Many have taken mid-tour leave. The two weeks' vacation either recharged them or intensified the desire to leave. "Before I went, I was not doing well," Nelson says. "I was starting to have dreams about patients, like, what could I have done differently." The break refreshed her, gave a boost she hopes will last till the tour is up. When I see John Groves again, after his leave, there is a new weariness, a heaviness in his face. "I'm ready," he says. "I think we all are."
The end will come soon enough, but heading home won't be simple. The memories will follow, and more. Groves worries that many of the young staff will be bored when they return to stateside jobs at base hospitals or troop clinics. "The medics and nurses here are doing things that only doctors do back in the States," he says. "I'm teaching 20-year-olds how to put in chest tubes. When they go back, they won't be able to do that stuff."
No one at Ibn Sina may ever feel as useful or needed as they do saving lives in Baghdad. It is not that the trauma crews hope for more wounded. It is not that they want the war to limp on forever. But they have an overwhelming desire to put their training into practice. The same can be said about medics like David Mitchell -- about almost any soldier doing medicine here.
"We're like vultures, kinda," a nurse explains late one night as we sit waiting for the thump of incoming helicopters. "This is what we do. We're not out there stopping the fighting, so we're waiting to go to work."
For them trauma is exciting. A cloud descends, blocking out the rest of the world. There is only the work, the bright red immediacy of blood. In the trauma room, a simple truth rises above the gasp of breathing machines and the high, frantic voices: Life is everything; it is all that matters. The details come later.
Part Two: Home Front
Jason Welsh held the phone close and lied to his mother. He told her he'd been in a car wreck in Iraq, but he was fine. "I think I broke my jaw pretty good," he said, "but that's all." The lie made sense. Telling the truth, that he'd been blown up by a roadside bomb, his neck was broken, his face smashed, that three men died beside him, somehow didn't seem right.
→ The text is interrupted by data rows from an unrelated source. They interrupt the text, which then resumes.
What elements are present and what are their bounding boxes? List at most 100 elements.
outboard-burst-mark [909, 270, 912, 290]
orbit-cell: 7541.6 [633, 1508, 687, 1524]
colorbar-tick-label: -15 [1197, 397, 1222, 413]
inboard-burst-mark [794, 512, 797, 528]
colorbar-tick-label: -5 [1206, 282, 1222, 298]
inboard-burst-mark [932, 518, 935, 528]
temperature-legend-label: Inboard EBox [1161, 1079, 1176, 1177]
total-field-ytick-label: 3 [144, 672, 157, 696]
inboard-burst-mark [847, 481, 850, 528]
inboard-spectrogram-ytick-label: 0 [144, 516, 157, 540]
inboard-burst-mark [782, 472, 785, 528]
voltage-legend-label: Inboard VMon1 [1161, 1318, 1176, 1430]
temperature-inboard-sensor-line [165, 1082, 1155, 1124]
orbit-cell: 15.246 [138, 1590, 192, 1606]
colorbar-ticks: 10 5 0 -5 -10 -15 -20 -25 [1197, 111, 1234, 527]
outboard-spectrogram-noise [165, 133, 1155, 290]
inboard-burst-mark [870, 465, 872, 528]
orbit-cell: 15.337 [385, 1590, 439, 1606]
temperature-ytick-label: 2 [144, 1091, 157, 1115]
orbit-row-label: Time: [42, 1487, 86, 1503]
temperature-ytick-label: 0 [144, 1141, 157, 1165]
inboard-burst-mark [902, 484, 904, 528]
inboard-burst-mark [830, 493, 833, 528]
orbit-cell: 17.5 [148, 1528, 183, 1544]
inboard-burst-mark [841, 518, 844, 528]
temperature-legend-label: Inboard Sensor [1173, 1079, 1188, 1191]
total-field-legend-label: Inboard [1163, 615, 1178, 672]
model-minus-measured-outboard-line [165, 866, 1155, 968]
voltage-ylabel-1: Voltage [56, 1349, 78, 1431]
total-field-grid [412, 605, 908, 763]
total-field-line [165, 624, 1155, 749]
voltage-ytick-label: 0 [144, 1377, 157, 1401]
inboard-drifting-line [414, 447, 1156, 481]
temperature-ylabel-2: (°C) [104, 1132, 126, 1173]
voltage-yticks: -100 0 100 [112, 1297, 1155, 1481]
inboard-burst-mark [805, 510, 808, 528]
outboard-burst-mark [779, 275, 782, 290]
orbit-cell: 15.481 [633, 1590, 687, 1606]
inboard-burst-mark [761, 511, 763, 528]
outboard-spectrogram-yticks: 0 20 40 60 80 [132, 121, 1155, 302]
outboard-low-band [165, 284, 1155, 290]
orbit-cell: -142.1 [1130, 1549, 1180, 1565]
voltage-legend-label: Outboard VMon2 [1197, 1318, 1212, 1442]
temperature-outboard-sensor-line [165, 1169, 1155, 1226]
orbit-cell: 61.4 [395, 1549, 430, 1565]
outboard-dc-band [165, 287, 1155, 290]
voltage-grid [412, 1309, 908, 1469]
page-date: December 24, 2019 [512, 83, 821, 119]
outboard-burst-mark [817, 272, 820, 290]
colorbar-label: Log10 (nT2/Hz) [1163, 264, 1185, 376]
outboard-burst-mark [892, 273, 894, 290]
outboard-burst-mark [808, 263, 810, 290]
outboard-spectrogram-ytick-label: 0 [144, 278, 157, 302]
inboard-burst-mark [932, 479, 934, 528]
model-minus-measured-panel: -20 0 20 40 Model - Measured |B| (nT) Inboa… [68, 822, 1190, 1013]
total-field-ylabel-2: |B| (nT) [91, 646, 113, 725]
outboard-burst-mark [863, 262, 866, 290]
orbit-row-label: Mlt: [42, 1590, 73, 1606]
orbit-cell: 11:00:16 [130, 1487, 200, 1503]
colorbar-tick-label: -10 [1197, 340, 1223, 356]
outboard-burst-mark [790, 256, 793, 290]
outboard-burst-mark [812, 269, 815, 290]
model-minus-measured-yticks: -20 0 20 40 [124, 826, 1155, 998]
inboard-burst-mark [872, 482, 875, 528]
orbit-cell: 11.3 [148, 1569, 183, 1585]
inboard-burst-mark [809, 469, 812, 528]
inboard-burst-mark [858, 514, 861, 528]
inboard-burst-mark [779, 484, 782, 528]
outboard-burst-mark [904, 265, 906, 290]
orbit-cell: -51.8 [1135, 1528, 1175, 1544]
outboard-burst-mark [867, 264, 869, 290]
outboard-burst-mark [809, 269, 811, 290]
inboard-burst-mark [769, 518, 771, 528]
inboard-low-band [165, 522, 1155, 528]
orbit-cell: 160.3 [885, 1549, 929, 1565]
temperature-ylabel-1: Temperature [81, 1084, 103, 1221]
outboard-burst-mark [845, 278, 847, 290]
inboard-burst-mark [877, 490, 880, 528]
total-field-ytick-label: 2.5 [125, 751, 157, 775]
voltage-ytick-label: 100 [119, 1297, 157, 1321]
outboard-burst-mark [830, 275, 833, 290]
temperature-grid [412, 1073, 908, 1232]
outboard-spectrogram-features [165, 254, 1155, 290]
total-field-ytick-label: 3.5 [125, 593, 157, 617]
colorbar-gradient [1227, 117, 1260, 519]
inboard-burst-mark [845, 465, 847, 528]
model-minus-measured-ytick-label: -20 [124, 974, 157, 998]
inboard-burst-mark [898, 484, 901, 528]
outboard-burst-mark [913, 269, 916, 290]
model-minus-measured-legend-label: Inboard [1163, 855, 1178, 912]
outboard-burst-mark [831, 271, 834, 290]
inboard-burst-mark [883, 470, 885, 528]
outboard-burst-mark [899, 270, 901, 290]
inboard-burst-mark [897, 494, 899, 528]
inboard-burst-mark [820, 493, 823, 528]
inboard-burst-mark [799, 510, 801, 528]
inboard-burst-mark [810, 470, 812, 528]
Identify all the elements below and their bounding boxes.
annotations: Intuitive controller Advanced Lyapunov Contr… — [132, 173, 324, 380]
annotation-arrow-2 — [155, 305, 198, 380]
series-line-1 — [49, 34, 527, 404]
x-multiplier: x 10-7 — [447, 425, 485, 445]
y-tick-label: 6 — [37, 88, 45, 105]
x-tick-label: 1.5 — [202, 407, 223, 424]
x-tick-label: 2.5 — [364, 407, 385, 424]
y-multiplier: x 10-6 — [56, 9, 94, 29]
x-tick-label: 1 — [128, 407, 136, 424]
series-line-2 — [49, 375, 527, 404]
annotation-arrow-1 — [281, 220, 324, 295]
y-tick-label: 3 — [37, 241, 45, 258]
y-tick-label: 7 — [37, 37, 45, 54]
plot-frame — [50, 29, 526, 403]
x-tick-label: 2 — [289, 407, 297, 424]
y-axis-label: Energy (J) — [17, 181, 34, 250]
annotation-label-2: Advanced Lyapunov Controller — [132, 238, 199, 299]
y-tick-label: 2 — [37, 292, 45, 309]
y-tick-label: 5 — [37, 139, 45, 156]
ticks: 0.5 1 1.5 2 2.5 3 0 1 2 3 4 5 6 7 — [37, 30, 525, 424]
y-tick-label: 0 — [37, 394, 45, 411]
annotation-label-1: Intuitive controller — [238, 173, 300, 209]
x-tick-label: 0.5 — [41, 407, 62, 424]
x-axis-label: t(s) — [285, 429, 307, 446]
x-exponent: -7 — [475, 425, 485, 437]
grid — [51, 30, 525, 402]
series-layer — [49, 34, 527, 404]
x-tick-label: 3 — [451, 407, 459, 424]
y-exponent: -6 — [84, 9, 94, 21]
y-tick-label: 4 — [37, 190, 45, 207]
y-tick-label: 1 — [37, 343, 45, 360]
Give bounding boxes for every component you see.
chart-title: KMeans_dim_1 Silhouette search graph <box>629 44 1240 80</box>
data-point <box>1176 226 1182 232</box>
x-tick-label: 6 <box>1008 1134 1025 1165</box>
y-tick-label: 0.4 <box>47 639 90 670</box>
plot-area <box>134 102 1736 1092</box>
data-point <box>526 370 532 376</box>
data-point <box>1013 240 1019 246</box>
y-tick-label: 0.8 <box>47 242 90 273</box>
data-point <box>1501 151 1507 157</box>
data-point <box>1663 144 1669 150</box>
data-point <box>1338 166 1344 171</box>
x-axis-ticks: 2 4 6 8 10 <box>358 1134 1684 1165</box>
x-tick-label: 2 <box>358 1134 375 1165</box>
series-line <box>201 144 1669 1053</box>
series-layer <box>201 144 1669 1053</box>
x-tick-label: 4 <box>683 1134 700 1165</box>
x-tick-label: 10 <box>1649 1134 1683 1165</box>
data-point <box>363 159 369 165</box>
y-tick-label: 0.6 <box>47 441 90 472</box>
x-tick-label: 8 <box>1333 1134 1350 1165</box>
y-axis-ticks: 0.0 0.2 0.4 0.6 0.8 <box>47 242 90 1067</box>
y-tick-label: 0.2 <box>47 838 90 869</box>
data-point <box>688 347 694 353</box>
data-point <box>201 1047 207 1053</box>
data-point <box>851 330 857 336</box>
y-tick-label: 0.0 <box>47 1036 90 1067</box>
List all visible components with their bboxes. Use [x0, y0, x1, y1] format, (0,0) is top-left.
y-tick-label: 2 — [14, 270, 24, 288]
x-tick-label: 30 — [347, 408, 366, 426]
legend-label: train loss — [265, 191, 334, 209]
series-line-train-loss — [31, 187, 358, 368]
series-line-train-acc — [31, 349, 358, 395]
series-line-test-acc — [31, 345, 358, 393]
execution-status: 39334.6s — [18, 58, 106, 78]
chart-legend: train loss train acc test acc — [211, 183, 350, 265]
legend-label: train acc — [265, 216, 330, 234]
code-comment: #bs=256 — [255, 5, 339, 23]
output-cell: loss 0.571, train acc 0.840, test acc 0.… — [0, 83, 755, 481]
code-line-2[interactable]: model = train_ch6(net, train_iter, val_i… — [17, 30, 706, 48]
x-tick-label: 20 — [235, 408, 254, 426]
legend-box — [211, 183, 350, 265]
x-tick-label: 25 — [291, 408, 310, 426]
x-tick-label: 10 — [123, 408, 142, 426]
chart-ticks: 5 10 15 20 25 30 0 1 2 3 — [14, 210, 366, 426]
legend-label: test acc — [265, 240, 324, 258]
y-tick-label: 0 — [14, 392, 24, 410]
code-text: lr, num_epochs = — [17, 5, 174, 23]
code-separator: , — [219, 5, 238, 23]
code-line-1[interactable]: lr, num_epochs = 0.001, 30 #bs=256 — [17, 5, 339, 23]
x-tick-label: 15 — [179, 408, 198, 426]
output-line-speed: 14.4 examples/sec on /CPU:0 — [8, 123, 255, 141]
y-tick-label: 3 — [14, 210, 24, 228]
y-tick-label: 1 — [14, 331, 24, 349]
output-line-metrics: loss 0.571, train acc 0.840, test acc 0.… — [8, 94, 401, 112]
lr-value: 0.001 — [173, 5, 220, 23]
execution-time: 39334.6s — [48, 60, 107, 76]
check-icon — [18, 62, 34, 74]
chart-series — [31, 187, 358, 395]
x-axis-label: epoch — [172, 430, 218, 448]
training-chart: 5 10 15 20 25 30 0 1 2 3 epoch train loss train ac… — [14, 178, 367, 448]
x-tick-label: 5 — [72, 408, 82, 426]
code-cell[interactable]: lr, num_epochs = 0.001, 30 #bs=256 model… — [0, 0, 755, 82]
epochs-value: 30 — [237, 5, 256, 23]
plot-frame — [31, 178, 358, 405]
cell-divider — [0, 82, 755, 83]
Welsh, 25, remembers thinking, If I don't tell her, it'll be OK. It'll be like it didn't happen.
Lynne Welsh, listening in Oklahoma, didn't believe him. Her mind spun. Fear flooded in. "I was so scared my voice got weak," she says. "I finally asked him, 'How are your arms and legs?'"
The question reveals the dread of every military parent, spouse, girlfriend, or boyfriend. The answer would shape the Welshes' future. Dreams would survive, or shatter. "My arms and legs are fine, Momma," Welsh said, and that, as far as it went, was the truth. Some 20,000 American service members have been injured since the war in Iraq began in 2003. Medical technology and the sheer speed of rescue and treatment have increased soldiers' chances of surviving wounds that would have killed them in previous wars. But any notion that body armor and medicine have somehow made this war safe is unfounded. Stacking armor on troops and vehicles has only bred more accurate snipers, more devastating bombs. Medicine, while more advanced than in previous wars, cannot wipe out the brutality of the battlefield.